Coral reefs provide society with a suite of valuable ecosystems services, including shoreline stabilization, tourism, biodiversity, and food production. Services such as food production are particularly important in many developing countries, where coral reef fisheries represent a critical source of protein for local communities. However, humans may be threatening the ability of reefs to deliver these services though overexploitation, habitat degradation, and global climate change.
Biodiversity loss is a serious consequence of human disturbance, and could compromise fisheries production on reefs. To understand how humans may be altering the relationship between biodiversity and production, I will synthesize existing biological and socioeconomic data for Pacific coral reefs with or without human influence. This data set is unique in that it includes some of the only nearly-pristine coral reefs remaining in the world.

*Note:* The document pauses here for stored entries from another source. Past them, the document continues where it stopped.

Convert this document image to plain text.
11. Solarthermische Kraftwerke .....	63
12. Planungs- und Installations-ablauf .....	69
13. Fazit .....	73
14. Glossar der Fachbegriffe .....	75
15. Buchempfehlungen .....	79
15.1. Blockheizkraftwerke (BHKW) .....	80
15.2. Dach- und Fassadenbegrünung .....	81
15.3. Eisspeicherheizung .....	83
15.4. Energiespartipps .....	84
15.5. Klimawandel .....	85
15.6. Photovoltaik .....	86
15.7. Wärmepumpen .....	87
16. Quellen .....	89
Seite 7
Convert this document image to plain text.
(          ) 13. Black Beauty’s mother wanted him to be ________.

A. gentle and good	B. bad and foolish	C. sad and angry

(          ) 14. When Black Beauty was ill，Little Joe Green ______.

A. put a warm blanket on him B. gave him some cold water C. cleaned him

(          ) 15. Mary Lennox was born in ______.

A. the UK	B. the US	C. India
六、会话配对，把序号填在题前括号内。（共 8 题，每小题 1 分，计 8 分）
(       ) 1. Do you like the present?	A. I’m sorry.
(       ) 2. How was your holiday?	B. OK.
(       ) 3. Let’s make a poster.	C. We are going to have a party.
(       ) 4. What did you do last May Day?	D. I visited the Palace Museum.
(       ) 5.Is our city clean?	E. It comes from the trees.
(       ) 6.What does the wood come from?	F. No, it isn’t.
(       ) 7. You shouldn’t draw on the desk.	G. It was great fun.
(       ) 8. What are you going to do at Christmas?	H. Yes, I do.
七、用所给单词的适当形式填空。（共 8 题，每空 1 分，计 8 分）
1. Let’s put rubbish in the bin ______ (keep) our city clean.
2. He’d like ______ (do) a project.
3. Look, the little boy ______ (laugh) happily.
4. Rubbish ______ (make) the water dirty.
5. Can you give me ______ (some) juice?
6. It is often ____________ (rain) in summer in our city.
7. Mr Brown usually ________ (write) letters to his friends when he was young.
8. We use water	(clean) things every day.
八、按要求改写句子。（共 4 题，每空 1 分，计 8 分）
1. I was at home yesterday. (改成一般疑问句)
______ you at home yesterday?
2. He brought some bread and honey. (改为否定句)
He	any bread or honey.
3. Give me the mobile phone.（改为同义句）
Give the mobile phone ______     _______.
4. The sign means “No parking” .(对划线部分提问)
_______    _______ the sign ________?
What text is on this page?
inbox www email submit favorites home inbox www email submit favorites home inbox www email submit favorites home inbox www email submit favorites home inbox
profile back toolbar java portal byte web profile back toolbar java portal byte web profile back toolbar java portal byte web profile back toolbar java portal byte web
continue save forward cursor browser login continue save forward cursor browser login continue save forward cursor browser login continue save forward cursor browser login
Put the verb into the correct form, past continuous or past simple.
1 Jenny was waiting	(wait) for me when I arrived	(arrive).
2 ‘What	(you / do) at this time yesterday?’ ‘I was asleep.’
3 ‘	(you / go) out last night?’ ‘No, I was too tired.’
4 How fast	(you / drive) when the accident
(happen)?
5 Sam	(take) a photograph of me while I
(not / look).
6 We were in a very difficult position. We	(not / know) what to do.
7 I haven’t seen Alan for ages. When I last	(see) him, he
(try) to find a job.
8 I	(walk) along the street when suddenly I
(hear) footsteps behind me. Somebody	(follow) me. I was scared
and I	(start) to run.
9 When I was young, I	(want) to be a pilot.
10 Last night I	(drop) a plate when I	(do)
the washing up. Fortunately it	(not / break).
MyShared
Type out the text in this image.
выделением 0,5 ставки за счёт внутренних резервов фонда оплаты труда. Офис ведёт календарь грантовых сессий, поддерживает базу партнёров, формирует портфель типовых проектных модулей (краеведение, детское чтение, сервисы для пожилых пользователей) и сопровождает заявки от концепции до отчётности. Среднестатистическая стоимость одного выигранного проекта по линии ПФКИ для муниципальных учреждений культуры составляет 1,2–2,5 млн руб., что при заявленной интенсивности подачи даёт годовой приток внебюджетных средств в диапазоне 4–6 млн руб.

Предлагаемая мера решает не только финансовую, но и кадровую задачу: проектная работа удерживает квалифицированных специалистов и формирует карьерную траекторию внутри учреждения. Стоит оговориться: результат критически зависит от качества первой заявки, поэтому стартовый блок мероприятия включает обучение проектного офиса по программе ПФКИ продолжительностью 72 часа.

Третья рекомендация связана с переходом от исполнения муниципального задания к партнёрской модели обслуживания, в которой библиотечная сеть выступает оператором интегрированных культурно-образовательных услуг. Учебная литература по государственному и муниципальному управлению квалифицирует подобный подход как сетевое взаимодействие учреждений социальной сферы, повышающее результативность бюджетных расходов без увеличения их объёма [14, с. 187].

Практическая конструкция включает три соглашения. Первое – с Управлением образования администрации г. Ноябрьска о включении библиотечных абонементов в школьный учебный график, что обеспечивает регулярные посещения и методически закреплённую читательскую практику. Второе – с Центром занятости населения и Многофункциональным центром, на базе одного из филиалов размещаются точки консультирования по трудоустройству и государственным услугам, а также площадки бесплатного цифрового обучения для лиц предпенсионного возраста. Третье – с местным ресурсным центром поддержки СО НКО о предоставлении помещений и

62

Understanding the natural state of coral reef communities in the absence of human impacts is critical for quantifying human-associated changes and setting these changes in context. I will assess if different types of reef fishes are more vulnerable to human disturbance and whether local extinctions may drive biodiversity loss on impacted reefs. I will determine which of these types of reef fishes are most important in providing high and stable fish production for reef-dependent societies. Finally, I will use type-specific estimates of production and extinction risk to suggest management targets in terms of biodiversity and fish density needed to maximize the provisioning of this key ecosystem service.